Available in many varieties, strawberries are perennial fruit plants that are members of the Rosaceae family. Strawberries can be grown in all U.S. Department of Agriculture growing zones, though it is important to select a variety that meets the needs of your zone, and hardiness, disease resistance and and yield are all important factors to consider. Fruit ranges in taste from sweet to acidic while berry size and firmness are different with different varieties. The best fruits are generally grown in colder climates.
In general, strawberries require full sun and regular water to thrive. Most varieties are ready for harvest in the summer, though flower buds are set the preceding fall. Strawberries can survive winters in colder climates if protected by a four-to-six-inch layer of mulch.
The Earliglow variety is among the best tasting strawberries, and the plant yields a sweet, firm fruit, usually in June. Earliglow produces a large fruit, but the yield is low as the size of the berry diminishes after the first round of ripened fruit is harvested.
As with many strawberry varieties, the Earliglow shoots out runners and new plants may form. For larger berries, prune back the runners; for more plants, let the runners grow. This strawberry plant is resistant to red stele root rot, which is caused by a fungus, and Verticillium wilt.
Earliglow strawberries thrive in the Great Lakes, Mid-Atlantic, Midwest and Northeast.

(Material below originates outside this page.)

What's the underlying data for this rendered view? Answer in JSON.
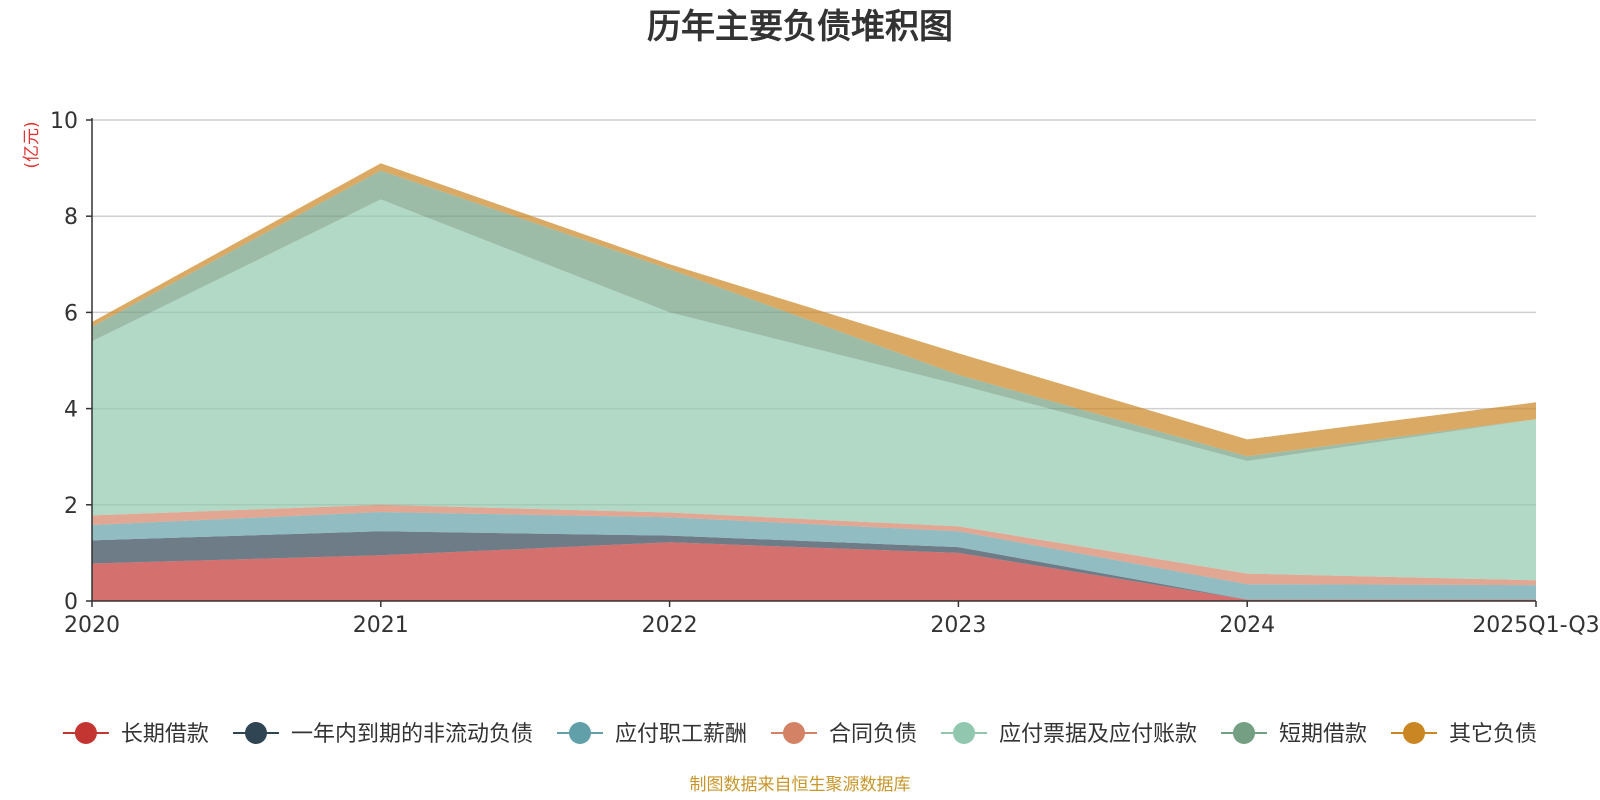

A cold-hardy variety imported from Canada, Kent strawberries make for excellent eating as the berries are large, firm, dark red and have a sweet flavor with little acidity. These plants produce a high yield for the first two years before a decline and do not fare well in warm climates, as heat may cause skin to break down. Kent strawberries are midseason producers, with fruit ripening in late June to early July.
Among the negatives, the Kent strawberry plant is susceptible to many diseases, including angular leaf spot, gray mold, leaf scorch and red stele root rot, and it is sensitive to Sinbar herbicide.
Kent strawberries are best grown in cooler climates, including the Great Lakes, Mid-Atlantic, Midwest and Northeast.
Though not necessarily appropriate for commercial sale, the Sparkle strawberry produces a sweet, dark red berry with little acidity. The fruit, however, may be soft and should be eaten within a few days of harvest. These plants produce a medium-sized berry, the size of which decreases as the season wears on.
Sparkle strawberries are aggressive runners and should be pruned back if you desire larger berries. This plant, which was introduced in 1943, is somewhat resistant to red stele root rot. Berries will be ready for harvest in the mid- to late summer.
Sparkle strawberries are best planted in the Great Lakes, Midwest and Northeast, as the crop becomes softer in warmer weather.